Do you think you’re free? Ask yourself these questions
by Simon Black
I don’t come to the United States very often, and when I do there’s usually a pretty good reason. In this case, it’s because of the annual Atlas 400 meeting which kicks off today in New York. I get a ton of value out of the group, and for me it’s worth making these trips (you can find out more about Atlas here.)
Because my US visits are generally short and sporadically infrequent, I’m highly attuned to little changes; this is something like out-of-town relatives who notice how much a child has grown over a period of several months, whereas parents seldom notice the small, daily changes.
On the surface, it seems like a pleasant enough place. Underneath the facade of shopping malls and little league, though, there are clear signs of decay. Eroding economic opportunities, increased bureaucracy, emerging class warfare, police state conditions, deteriorating infrastructure, reduced quality in service, etc.
Again, these changes are more acutely felt when you’ve been gone for a while because you have fewer recent experiences to normalize the extremity of a new incident.
To give you an example, I have a friend who spent 15-years living overseas without once setting foot in the United States starting in 1990. The first time he came back was in 2005, having completely missed the slow, gradual security rollouts at US airports throughout the 1990s and 2000s.

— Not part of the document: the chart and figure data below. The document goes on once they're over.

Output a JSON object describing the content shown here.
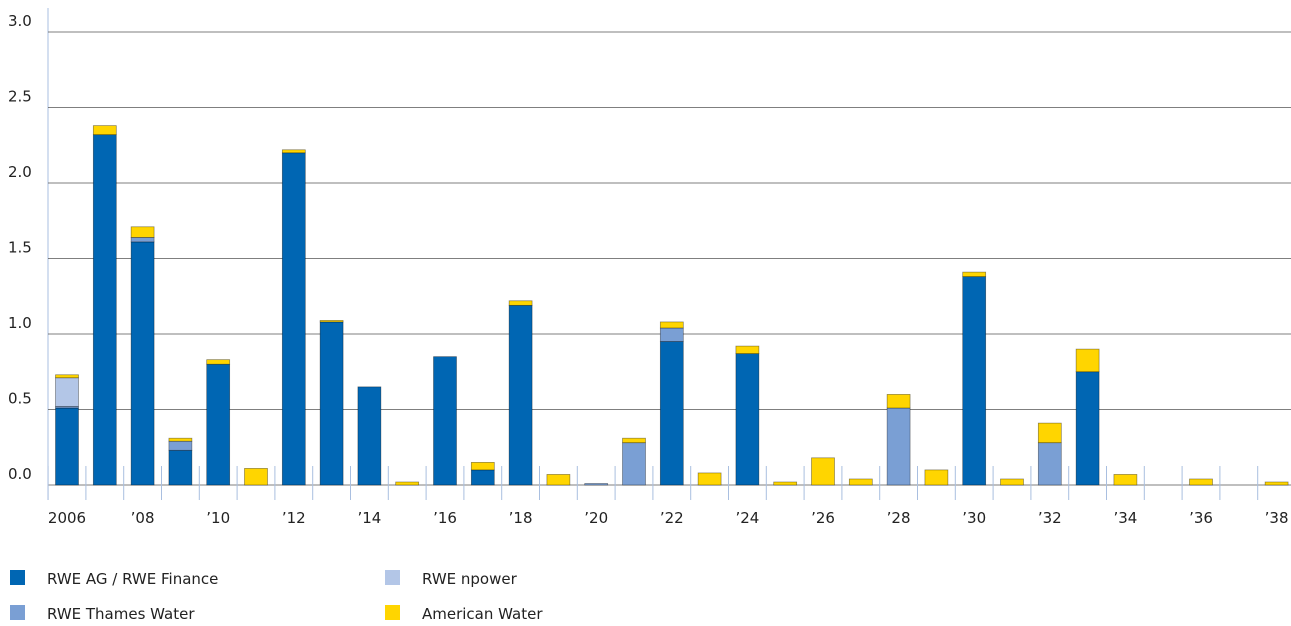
{
  "chart_data": {
    "type": "bar",
    "stacked": true,
    "categories": [
      "2006",
      null,
      "’08",
      null,
      "’10",
      null,
      "’12",
      null,
      "’14",
      null,
      "’16",
      null,
      "’18",
      null,
      "’20",
      null,
      "’22",
      null,
      "’24",
      null,
      "’26",
      null,
      "’28",
      null,
      "’30",
      null,
      "’32",
      null,
      "’34",
      null,
      "’36",
      null,
      "’38"
    ],
    "series": [
      {
        "name": "RWE AG / RWE Finance",
        "color": "#0066b3",
        "values": [
          0.51,
          2.32,
          1.61,
          0.23,
          0.8,
          0,
          2.2,
          1.08,
          0.65,
          0,
          0.85,
          0.1,
          1.19,
          0,
          0,
          0,
          0.95,
          0,
          0.87,
          0,
          0,
          0,
          0,
          0,
          1.38,
          0,
          0,
          0.75,
          0,
          0,
          0,
          0,
          0
        ]
      },
      {
        "name": "RWE Thames Water",
        "color": "#7a9fd4",
        "values": [
          0.01,
          0,
          0.03,
          0.06,
          0,
          0,
          0,
          0,
          0,
          0,
          0,
          0,
          0,
          0,
          0.01,
          0.28,
          0.09,
          0,
          0,
          0,
          0,
          0,
          0.51,
          0,
          0,
          0,
          0.28,
          0,
          0,
          0,
          0,
          0,
          0
        ]
      },
      {
        "name": "RWE npower",
        "color": "#b3c6e7",
        "values": [
          0.19,
          0,
          0,
          0,
          0,
          0,
          0,
          0,
          0,
          0,
          0,
          0,
          0,
          0,
          0,
          0,
          0,
          0,
          0,
          0,
          0,
          0,
          0,
          0,
          0,
          0,
          0,
          0,
          0,
          0,
          0,
          0,
          0
        ]
      },
      {
        "name": "American Water",
        "color": "#ffd500",
        "values": [
          0.02,
          0.06,
          0.07,
          0.02,
          0.03,
          0.11,
          0.02,
          0.01,
          0,
          0.02,
          0,
          0.05,
          0.03,
          0.07,
          0,
          0.03,
          0.04,
          0.08,
          0.05,
          0.02,
          0.18,
          0.04,
          0.09,
          0.1,
          0.03,
          0.04,
          0.13,
          0.15,
          0.07,
          0,
          0.04,
          0,
          0.02
        ]
      }
    ],
    "ylim": [
      0,
      3.0
    ],
    "yticks": [
      {
        "value": 0,
        "label": "0.0"
      },
      0.5,
      {
        "value": 1,
        "label": "1.0"
      },
      1.5,
      {
        "value": 2,
        "label": "2.0"
      },
      2.5,
      {
        "value": 3,
        "label": "3.0"
      }
    ],
    "grid": true
  }
}
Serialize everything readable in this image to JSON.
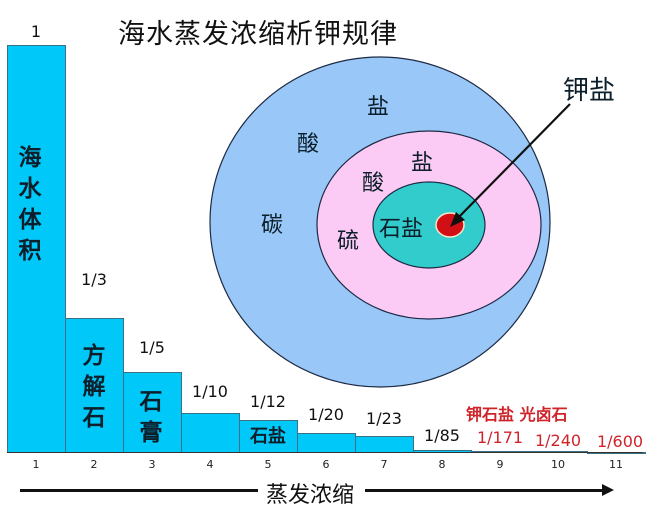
{
  "title": "海水蒸发浓缩析钾规律",
  "chart_data": {
    "type": "bar",
    "title": "海水蒸发浓缩析钾规律",
    "xlabel": "蒸发浓缩",
    "ylabel": "海水体积",
    "categories": [
      "1",
      "2",
      "3",
      "4",
      "5",
      "6",
      "7",
      "8",
      "9",
      "10",
      "11"
    ],
    "value_labels": [
      "1",
      "1/3",
      "1/5",
      "1/10",
      "1/12",
      "1/20",
      "1/23",
      "1/85",
      "1/171",
      "1/240",
      "1/600"
    ],
    "values": [
      1,
      0.3333,
      0.2,
      0.1,
      0.0833,
      0.05,
      0.0435,
      0.0118,
      0.0058,
      0.0042,
      0.0017
    ],
    "bar_annotations": [
      {
        "bar": 1,
        "text": "海水体积"
      },
      {
        "bar": 2,
        "text": "方解石"
      },
      {
        "bar": 3,
        "text": "石膏"
      },
      {
        "bar": 5,
        "text": "石盐"
      }
    ],
    "red_annotation": "钾石盐 光卤石",
    "red_labels_bars": [
      9,
      10,
      11
    ],
    "ylim": [
      0,
      1
    ],
    "grid": false,
    "legend": "none"
  },
  "diagram": {
    "outer_ring": {
      "label_chars": [
        "碳",
        "酸",
        "盐"
      ],
      "color": "#99c8f8"
    },
    "middle_ring": {
      "label_chars": [
        "硫",
        "酸",
        "盐"
      ],
      "color": "#fccbf5"
    },
    "inner_ring": {
      "label": "石盐",
      "color": "#33cccc"
    },
    "core": {
      "label": "钾盐",
      "color": "#d10f14"
    }
  },
  "colors": {
    "bar": "#00c8f8",
    "red_text": "#d0242b"
  }
}
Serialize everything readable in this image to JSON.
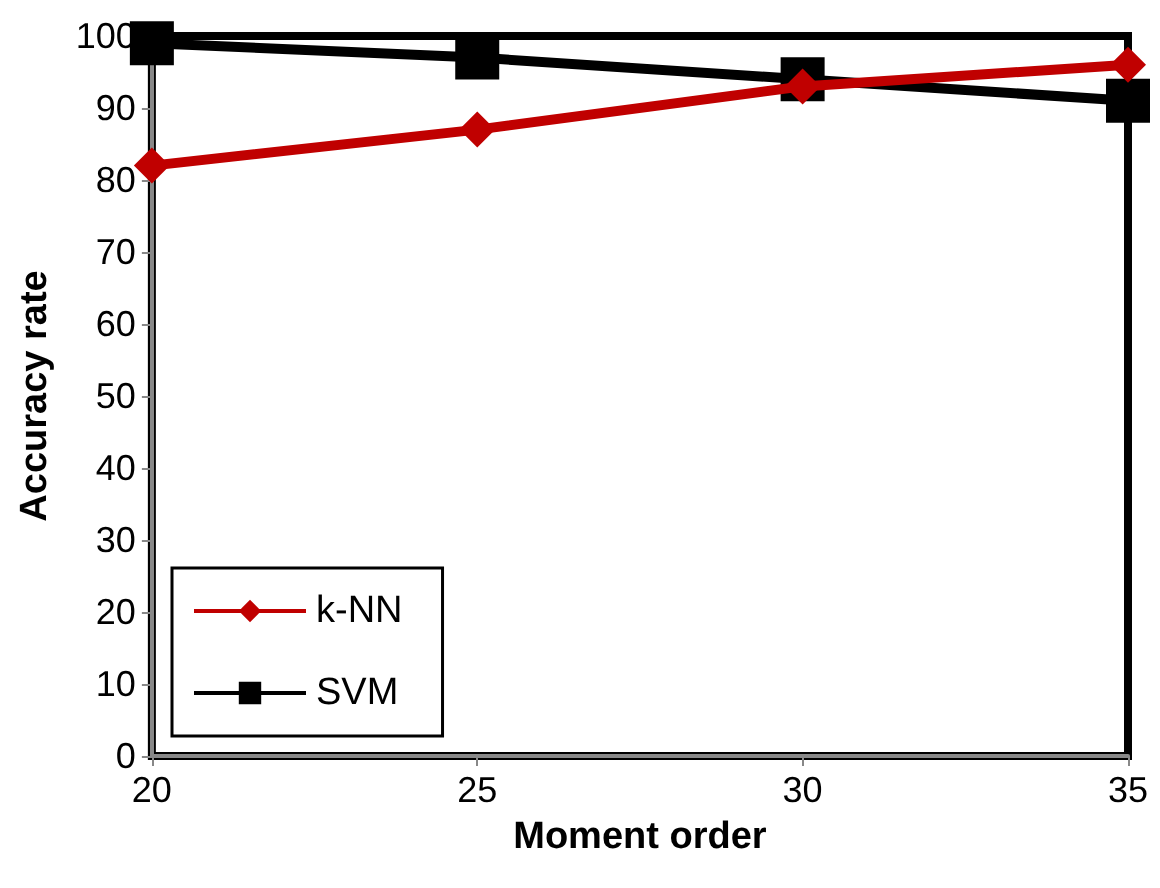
{
  "chart_data": {
    "type": "line",
    "xlabel": "Moment order",
    "ylabel": "Accuracy rate",
    "x": [
      20,
      25,
      30,
      35
    ],
    "series": [
      {
        "name": "k-NN",
        "color": "#c00000",
        "marker": "diamond",
        "values": [
          82,
          87,
          93,
          96
        ]
      },
      {
        "name": "SVM",
        "color": "#000000",
        "marker": "square",
        "values": [
          99,
          97,
          94,
          91
        ]
      }
    ],
    "xlim": [
      20,
      35
    ],
    "xticks": [
      20,
      25,
      30,
      35
    ],
    "ylim": [
      0,
      100
    ],
    "yticks": [
      0,
      10,
      20,
      30,
      40,
      50,
      60,
      70,
      80,
      90,
      100
    ],
    "grid": false,
    "legend": "bottom left",
    "line_style": "solid"
  }
}
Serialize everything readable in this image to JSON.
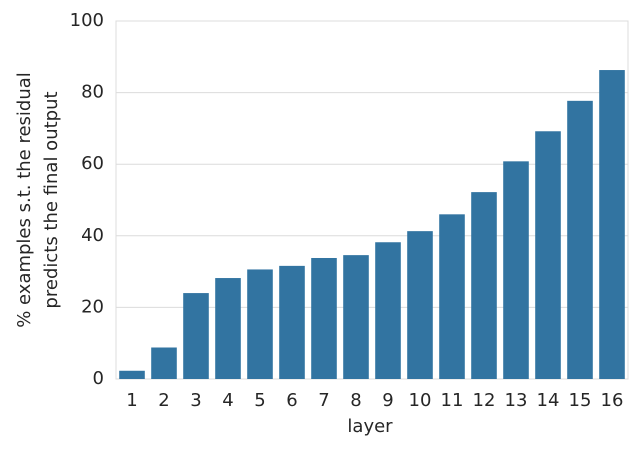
{
  "chart_data": {
    "type": "bar",
    "xlabel": "layer",
    "ylabel": [
      "% examples s.t. the residual",
      "predicts the final output"
    ],
    "categories": [
      "1",
      "2",
      "3",
      "4",
      "5",
      "6",
      "7",
      "8",
      "9",
      "10",
      "11",
      "12",
      "13",
      "14",
      "15",
      "16"
    ],
    "values": [
      2.3,
      8.8,
      24,
      28.2,
      30.6,
      31.6,
      33.8,
      34.6,
      38.2,
      41.3,
      46,
      52.2,
      60.8,
      69.2,
      77.7,
      86.3
    ],
    "color": "#3274a1",
    "ylim": [
      0,
      100
    ],
    "yticks": [
      0,
      20,
      40,
      60,
      80,
      100
    ],
    "grid": true
  }
}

You may remember long ago, they used to let anyone and everyone into the airport gate areas, you just had to go through a dinky metal detector. Friends and family could accompany you all the way to the gate and wish you well before your flight.
This was the America that my friend left in 1990. He came back to the post-9/11 dehumanization of airline passengers without having been slowly indoctrinated into the nationwide fear of boogeymen who live in caves, and the consequent security paranoia at airports.

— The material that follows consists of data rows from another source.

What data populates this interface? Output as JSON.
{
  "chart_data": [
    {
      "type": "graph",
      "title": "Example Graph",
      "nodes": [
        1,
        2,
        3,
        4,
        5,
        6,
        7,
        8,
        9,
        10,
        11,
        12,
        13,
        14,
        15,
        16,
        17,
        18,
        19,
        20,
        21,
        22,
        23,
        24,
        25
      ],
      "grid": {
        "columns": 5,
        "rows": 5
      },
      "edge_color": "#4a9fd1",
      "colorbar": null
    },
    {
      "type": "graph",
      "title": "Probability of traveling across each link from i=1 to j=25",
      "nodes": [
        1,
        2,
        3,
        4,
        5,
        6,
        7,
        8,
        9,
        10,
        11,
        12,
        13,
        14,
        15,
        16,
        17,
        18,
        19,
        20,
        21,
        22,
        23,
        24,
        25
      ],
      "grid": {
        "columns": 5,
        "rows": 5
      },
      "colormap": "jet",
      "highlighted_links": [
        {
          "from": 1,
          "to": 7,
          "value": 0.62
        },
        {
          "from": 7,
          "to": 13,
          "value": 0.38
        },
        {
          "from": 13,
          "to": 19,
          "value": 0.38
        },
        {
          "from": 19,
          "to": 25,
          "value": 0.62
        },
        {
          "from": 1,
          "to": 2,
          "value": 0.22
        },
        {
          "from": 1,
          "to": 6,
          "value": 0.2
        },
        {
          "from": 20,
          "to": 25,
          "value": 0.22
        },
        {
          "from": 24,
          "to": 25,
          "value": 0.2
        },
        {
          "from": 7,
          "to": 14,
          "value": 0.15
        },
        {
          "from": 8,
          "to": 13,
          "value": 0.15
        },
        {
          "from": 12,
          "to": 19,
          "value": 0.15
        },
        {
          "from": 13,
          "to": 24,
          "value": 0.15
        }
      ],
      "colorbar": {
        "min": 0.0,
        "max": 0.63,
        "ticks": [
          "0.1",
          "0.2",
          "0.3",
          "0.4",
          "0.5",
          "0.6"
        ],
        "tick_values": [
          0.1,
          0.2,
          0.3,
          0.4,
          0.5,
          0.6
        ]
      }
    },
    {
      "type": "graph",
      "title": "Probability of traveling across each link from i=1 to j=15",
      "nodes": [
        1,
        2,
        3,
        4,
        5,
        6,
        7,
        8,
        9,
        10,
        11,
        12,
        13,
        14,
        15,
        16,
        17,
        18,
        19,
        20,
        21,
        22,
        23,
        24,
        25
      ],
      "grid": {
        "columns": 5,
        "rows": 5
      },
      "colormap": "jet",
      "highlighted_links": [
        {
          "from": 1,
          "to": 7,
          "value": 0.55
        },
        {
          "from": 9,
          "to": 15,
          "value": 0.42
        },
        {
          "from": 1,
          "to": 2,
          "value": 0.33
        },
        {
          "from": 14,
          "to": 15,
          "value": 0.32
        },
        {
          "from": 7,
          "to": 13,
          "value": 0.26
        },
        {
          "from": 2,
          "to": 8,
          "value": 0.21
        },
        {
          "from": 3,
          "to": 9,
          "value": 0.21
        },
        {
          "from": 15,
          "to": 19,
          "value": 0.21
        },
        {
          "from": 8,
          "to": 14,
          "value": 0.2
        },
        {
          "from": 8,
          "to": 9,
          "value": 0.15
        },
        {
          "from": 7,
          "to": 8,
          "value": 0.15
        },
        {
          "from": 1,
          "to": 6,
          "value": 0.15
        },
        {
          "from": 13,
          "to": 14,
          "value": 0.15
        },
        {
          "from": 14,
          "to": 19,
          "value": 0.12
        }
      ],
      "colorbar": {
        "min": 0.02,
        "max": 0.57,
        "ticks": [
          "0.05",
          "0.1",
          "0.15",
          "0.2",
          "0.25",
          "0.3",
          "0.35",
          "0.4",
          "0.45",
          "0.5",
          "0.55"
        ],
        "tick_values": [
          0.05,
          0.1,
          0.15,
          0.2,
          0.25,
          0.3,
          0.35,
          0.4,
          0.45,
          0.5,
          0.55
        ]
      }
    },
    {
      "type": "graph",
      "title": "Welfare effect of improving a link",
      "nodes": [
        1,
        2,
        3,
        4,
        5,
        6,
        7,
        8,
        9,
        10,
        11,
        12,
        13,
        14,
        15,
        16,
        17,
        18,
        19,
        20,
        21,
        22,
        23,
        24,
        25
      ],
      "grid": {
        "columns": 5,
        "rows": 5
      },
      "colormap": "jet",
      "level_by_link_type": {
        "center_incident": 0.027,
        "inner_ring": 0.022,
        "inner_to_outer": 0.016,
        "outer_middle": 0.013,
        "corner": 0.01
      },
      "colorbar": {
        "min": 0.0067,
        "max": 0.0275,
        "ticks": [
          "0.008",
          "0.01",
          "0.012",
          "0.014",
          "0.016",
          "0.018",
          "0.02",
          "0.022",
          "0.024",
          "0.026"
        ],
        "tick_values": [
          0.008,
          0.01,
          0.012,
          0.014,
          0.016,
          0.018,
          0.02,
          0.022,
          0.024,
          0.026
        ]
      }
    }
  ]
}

When he got home, the first thing he did was head down to the US Embassy and find out how he could relinquish his citizenship. That’s when he discovered that he essentially had to ask permission and seek approval for what is clearly a very personal decision. He told me later, “I felt like a feudal serf…”
One of our readers, Roger from Sweden, recently wrote to us and echoed this point: “As long as someone else is the true owner of most of your so-called assets, you’re just a modern day serf, just possibly dressed up in fancier clothes with whiter teeth. The scheme is very clever because we provide much higher yield.”
He’s right, and if you doubt it, just ask yourself a few questions–
Do you really own your home? Stop paying property taxes and find out.
Do you really own the cash in your bank account? Offend any number of state or federal agencies and see how quickly it gets confiscated.
Do you really have the right to bear arms? Try buying several magazine-fed automatic weapons and see who comes knocking at your door.
Do you even have rights to your own kids? Spank them in public and see how quickly the state protective service agencies show up.
Certainly, such dystopian anecdotes are not just prevalent in one country. As reader Aryan recently wrote, “the nation state is still alive and well… even in a capitalist paradise like Hong Kong, there are rules and regulations which you MUST follow.”
This is true. It’s not like there is any freewheeling anarcho-capitalist paradise anywhere in the world where the pure market prevails and government does not exist.
Every country has some system of law, whether corrupt or transparent, and real freedom is when individuals have the right to choose… to opt in to their preferred system, not to be incarcerated by one simply by accident of birth.